In some cases, though, the headaches don’t go away after the relief of stress wears off. If that happens, Dr. Miller said, “It usually takes a second headache that is much more severe.”
The neurological tests are performed by a neurologist at the first and last session of the three- or four-hour test. Dr. Miller said they are very straightforward and easy to follow. If anything looks abnormal, it is usually treated by monitoring the patient.
“The patient really trusts the neurologist’s diagnosis of migraines, and that is one of the reasons they go back and forth to see us,” Dr. Miller said.
Some patients report that some of the effects of the condition are helped by a particular preventive medicine, such as ibuprofen. But Dr. Horowitz said it would be unwise to use ibuprofen as a prophylactic against a serious neurological condition such as the one her patients suffer from. “After Ibuprofen treatment for headache, there is an abnormal change in the disease process that makes people vulnerable to secondary acute attacks,” she said. “It is a matter of individual and irrational risk-benefit balance.”

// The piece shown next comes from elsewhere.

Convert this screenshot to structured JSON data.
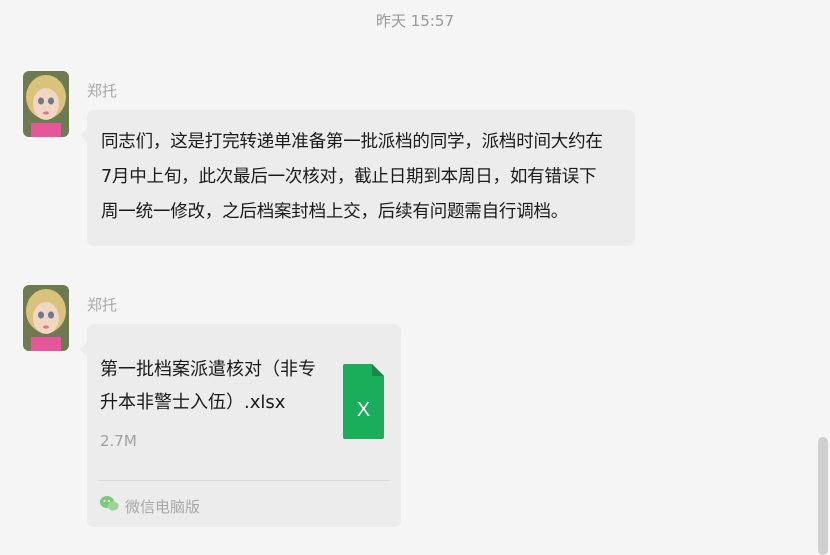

The patients with depression, anxiety and sadness that are part of the syndrome get a more receptive response from their doctors. In fact, Dr. Horowitz said, some medication and psychotherapy that might help keep those symptoms under control can be helpful.
The symptoms of Covid-19 do not mean that migraines are impossible, Dr. Miller said. “Because the body is doing such a great job of managing the headache, that doesn’t mean there isn’t a way to prevent and treat this as an episodic headache and not as something that a lifelong migraine sufferer is getting,” he said.